Si on le fait consister à ne pas laisser l'acquéreur pendant dix ou vingt ans dans la crainte d'être dépossédé par un créancier inconnu, cet avantage perdra quelque chose de la défaveur qui le poursuit ; mais il ne pourra devenir entièrement légitime qu'en changeant le systême de la loi.

C'est contre le créancier qu'elle est dirigée, puisque c'est lui qui est obligé de faire et renouveler l'opposition, de la faire dans telle ou telle forme, à peine de déchéance de son hypothèque.

C'est sur le créancier que retombent en définitif et les frais qu'il est obligé de faire pour conserver son hypothèque, et les frais de toute la procédure, puisque ces frais sont à la charge du débiteur, ou plutôt de l'immeuble, qui est le gage du créancier, ainsi qu'on l'a dit en commençant.

C'est le créancier qui est obligé de surenchérir, s'il veut conserver son hypothèque.

Tout est dirigé contre lui. Il mérite cependant la protection de la loi. Peut-être ses fonds ont sustenté la famille de son débiteur, favorisé l'agriculture, conservé ou augmenté ce même immeuble dont on lui envie le gage. A coup sûr, il a voulu rendre service; il a été utile à l'Etat, en mettant en circulation des fonds qu'il pouvait conserver dans ses coffres.

Tout est dirigé contre le créancier pour ménager à l'acquéreur la simple faculté de fixer son incertitude, et de de

vancer de quelques années le terme que la loi a déterminé pour l'affranchissement de son fonds.

Quel est donc cet avantage si important? Jugeons-en par la nature de la charge dont il délivre.

Quel est le droit du créancier sur le fonds hypothéqué?' Celui d'obliger l'acquéreur à le payer ou à lui délaisser l'immeuble, les réparations préalablement remboursées.

L'acquéreur ne gagne donc, en demandant des lettres de ratification, que la faculté de faire plus tôt ce qu'il craint d'être obligé de faire un jour.

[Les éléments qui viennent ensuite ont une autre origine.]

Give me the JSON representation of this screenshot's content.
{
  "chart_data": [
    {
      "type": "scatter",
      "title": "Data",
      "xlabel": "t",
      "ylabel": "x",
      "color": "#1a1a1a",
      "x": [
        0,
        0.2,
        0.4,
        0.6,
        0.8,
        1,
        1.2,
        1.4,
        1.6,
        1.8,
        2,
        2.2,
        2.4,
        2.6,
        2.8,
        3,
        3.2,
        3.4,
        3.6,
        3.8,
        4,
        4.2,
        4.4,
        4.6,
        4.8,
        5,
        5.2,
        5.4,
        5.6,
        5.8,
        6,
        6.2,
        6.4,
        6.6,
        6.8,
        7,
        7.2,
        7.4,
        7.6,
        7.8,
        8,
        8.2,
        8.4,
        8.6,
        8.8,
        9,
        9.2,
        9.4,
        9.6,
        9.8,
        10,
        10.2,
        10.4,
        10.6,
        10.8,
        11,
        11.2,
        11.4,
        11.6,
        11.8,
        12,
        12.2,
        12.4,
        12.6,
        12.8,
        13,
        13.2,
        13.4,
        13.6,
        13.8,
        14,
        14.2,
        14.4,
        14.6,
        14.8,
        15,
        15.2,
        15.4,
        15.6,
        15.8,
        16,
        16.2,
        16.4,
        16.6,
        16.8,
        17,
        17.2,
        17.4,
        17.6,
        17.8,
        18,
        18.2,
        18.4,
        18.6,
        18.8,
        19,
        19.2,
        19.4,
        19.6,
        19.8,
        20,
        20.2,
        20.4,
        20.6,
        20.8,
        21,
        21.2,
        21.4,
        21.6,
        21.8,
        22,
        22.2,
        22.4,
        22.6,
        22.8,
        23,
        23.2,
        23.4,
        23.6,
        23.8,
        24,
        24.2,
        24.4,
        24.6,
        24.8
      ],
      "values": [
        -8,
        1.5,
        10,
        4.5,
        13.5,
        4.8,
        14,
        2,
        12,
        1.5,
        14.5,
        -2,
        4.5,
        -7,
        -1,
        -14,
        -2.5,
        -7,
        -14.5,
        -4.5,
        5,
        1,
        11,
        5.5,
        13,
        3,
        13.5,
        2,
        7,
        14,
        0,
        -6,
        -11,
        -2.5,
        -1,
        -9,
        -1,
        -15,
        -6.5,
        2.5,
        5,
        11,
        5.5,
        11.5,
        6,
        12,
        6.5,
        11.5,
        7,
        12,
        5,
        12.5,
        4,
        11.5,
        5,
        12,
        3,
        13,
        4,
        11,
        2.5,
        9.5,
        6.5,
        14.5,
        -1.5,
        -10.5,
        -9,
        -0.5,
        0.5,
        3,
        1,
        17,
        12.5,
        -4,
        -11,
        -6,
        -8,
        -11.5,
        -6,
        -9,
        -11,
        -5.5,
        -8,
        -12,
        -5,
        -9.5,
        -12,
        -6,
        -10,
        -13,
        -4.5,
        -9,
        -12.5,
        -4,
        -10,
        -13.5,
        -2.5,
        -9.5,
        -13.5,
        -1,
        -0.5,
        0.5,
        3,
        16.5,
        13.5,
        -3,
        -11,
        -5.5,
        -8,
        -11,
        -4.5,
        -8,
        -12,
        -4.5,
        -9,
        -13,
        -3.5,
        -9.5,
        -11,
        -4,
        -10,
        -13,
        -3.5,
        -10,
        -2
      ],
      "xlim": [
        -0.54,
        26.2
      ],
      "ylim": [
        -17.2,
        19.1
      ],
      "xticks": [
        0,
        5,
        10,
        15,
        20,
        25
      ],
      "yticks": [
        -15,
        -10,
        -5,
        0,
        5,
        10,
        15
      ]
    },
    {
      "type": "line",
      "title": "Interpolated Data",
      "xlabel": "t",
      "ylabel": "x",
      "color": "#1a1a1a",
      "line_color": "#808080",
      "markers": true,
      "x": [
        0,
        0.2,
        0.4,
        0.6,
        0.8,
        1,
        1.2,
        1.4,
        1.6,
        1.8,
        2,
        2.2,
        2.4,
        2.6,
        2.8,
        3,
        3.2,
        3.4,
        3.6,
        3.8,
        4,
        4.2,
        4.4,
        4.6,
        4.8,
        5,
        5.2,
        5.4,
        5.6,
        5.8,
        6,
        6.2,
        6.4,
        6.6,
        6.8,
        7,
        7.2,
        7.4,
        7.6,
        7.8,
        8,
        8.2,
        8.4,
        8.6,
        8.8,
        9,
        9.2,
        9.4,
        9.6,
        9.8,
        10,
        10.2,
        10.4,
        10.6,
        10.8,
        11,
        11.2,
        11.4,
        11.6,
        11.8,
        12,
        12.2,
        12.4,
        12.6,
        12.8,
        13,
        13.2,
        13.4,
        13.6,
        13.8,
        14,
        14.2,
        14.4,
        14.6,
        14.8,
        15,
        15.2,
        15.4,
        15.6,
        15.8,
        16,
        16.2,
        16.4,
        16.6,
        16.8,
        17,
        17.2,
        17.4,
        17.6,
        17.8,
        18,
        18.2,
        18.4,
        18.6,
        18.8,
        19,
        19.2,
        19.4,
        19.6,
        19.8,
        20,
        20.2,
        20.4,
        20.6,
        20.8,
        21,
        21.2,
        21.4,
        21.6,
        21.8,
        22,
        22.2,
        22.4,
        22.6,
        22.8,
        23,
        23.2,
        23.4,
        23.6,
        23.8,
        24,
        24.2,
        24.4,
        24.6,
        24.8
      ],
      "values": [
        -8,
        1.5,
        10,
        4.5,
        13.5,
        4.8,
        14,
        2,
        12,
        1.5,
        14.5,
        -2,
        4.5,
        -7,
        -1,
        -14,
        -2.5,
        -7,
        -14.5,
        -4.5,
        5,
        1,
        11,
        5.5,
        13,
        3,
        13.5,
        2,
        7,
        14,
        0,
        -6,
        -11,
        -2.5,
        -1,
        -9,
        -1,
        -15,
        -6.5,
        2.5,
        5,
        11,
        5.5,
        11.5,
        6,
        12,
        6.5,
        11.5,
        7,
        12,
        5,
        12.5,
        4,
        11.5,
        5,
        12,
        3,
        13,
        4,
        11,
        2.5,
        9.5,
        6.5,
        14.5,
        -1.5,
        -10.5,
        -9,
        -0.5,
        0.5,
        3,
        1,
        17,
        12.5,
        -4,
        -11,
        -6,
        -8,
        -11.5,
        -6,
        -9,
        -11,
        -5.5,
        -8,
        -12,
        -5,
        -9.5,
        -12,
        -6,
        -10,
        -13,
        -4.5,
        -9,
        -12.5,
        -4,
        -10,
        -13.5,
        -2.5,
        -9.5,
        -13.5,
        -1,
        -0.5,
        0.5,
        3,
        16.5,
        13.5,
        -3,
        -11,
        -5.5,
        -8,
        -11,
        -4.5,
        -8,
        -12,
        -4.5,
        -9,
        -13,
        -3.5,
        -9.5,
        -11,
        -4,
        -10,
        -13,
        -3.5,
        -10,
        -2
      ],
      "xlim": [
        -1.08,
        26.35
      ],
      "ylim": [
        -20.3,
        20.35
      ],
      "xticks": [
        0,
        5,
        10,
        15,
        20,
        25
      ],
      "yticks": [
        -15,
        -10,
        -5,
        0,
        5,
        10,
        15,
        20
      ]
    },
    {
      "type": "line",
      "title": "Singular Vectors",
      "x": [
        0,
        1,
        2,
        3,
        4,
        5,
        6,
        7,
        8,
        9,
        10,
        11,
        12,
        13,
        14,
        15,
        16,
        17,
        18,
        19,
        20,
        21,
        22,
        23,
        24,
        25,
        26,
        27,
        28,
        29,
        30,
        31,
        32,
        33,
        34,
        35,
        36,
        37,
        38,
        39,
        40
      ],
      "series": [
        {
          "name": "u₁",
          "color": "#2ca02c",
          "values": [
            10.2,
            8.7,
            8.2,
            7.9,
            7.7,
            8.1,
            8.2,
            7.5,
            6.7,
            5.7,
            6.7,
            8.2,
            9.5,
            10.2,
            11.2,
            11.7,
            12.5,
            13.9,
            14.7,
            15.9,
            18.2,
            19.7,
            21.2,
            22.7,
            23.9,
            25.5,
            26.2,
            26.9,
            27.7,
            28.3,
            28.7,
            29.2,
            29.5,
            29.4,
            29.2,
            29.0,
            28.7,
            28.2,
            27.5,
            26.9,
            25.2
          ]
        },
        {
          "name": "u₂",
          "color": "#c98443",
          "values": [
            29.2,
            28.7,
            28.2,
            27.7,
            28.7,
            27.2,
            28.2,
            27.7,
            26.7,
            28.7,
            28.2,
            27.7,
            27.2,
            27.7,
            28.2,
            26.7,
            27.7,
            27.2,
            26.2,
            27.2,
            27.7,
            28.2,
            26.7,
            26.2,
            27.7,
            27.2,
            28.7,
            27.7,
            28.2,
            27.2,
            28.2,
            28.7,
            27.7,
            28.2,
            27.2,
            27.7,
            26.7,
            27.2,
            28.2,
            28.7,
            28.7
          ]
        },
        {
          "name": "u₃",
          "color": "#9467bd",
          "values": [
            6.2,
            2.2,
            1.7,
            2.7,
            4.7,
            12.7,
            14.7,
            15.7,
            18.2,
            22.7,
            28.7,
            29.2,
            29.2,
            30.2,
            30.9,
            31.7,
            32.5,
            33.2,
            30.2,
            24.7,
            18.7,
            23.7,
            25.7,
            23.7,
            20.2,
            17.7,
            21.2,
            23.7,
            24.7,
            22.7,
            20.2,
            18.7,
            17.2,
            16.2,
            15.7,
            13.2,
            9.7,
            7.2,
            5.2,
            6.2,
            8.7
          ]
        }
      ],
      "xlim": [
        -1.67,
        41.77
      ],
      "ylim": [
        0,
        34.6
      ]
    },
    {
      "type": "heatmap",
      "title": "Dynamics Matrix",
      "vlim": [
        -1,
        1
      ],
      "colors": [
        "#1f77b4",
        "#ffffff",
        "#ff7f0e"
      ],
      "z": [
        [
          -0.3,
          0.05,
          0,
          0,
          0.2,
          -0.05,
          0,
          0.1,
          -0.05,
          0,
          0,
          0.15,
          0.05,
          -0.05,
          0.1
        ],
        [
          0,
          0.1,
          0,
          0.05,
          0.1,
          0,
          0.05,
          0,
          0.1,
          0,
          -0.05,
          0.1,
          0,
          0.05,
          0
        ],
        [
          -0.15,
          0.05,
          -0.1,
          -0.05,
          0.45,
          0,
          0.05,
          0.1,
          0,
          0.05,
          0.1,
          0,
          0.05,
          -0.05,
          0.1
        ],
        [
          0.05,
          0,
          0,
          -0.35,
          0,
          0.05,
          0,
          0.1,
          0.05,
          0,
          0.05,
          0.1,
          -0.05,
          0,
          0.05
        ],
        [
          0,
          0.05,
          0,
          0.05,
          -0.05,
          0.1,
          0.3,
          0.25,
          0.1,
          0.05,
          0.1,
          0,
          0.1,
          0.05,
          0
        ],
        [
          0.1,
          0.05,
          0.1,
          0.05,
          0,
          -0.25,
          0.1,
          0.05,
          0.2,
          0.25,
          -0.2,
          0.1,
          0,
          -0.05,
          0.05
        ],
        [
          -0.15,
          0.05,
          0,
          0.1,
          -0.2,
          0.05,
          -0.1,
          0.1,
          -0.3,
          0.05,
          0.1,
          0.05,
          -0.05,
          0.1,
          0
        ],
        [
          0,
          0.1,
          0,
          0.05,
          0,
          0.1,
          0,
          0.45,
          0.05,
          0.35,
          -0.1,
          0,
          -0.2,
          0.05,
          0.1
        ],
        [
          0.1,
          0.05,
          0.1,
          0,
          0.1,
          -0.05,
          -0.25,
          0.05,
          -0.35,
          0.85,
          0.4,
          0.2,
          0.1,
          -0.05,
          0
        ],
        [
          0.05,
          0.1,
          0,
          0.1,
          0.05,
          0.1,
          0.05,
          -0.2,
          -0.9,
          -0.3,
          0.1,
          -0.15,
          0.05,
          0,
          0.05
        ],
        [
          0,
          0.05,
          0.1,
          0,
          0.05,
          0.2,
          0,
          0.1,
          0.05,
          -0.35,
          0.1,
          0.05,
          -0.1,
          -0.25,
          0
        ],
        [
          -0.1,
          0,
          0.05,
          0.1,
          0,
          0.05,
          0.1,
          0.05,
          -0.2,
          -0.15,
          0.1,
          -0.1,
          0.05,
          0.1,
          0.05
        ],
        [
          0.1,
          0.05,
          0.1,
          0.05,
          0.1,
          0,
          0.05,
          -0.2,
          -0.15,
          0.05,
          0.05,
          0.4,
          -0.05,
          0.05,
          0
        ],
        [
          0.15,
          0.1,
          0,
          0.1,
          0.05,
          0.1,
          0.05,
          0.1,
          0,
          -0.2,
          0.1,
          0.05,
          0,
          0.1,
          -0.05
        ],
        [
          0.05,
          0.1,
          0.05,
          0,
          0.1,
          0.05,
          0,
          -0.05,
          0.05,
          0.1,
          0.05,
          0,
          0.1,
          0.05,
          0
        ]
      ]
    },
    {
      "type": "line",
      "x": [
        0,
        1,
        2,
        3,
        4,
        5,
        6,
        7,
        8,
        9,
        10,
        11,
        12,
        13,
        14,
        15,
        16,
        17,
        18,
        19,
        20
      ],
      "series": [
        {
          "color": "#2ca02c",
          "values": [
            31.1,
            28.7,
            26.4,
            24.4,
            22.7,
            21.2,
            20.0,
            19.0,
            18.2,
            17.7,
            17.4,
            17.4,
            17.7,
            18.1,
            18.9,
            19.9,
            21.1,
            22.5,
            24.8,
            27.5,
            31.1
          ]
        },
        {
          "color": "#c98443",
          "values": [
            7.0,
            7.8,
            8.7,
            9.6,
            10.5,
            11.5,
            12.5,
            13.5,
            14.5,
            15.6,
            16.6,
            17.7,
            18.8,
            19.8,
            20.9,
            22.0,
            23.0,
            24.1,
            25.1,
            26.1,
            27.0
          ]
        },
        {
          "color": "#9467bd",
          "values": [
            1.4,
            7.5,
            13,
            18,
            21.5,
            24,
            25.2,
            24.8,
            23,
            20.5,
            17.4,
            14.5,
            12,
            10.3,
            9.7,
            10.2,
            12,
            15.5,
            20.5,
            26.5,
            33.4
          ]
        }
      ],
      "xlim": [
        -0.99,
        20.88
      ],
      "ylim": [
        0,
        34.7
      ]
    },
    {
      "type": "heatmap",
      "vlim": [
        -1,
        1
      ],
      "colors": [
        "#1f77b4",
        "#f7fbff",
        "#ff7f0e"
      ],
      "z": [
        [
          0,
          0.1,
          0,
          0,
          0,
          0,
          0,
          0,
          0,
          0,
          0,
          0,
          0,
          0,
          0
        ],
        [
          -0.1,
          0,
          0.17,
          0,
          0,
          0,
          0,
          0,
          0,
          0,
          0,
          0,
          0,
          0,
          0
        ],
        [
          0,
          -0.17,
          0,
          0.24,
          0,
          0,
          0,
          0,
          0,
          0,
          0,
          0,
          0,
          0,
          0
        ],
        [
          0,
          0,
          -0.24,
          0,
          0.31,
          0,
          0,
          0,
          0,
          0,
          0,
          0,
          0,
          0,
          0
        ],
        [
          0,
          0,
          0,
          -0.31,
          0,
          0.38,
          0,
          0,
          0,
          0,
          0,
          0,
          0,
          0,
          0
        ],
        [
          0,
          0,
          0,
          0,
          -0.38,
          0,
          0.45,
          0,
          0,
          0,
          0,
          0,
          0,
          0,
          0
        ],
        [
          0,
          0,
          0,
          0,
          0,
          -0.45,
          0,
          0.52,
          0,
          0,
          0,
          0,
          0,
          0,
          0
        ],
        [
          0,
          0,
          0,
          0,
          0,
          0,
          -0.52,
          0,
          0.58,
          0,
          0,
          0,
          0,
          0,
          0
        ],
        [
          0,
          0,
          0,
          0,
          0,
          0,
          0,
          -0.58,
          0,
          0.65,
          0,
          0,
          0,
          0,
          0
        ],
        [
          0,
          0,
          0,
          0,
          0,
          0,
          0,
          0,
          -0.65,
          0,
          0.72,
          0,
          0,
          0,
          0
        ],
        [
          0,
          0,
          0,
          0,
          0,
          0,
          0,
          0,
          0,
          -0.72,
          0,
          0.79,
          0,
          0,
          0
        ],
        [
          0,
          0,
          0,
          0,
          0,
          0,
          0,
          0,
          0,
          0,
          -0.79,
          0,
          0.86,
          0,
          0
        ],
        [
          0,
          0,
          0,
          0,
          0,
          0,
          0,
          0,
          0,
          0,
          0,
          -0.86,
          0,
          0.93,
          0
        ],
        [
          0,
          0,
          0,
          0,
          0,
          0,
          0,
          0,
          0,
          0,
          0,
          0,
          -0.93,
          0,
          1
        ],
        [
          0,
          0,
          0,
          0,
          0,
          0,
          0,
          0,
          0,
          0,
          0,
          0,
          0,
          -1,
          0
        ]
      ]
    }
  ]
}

Il ne perd, par une éviction tardive, que cet intérêt d'affection qui peut être l'effet de l'habitude prolongée, ou la suite des améliorations faites au fonds; car il faut ici compter pour rien la perte du prix, puisque par l'action hypothécaire, comme par l'enchère en suite des oppositions, l'acquéreur perd toujours ce qu'il a compté au vendeur.

C'est donc, en dernière analyse, dans la crainte de contrarier un jour un simple intérêt d'affection, qu'on établit une procédure aussi longue que dispendieuse, qu'on soumet le créancier à des formalités gênantes, qu'on l'expose à perdre un droit réel par une formalité, par un oubli.

Mais cet intérêt d'affection, qui naît bien rarement tant qu'on n'est pas rassuré contre le trouble, cet intérêt d'affection est lui-même la propriété du créancier. Quand il a donné des espèces et qu'on lui a promis de lui rendre des espèces, il a compté sur l'affection du propriétaire; il s'est dit qu'il aime-rait mieux se procurer des espèces que de s'exposer à perdre sa propriété. Il n'est ni juste ni équitable de priver le créan cier d'un intérêt sous la foi duquel il a prêté.

Mais si cette anticipation de sûreté est un si grand bien qu'il faille l'acheter à tout prix, ne valait-il pas mieux abréger la durée de l'action hypothécaire? On aurait du moins évité la contradiction qu'implique la disposition qui donne dix, vingt ou trente ans de durée à l'action hypothécaire, et celle qui en limite l'existence à cinq ans, faute d'opposition.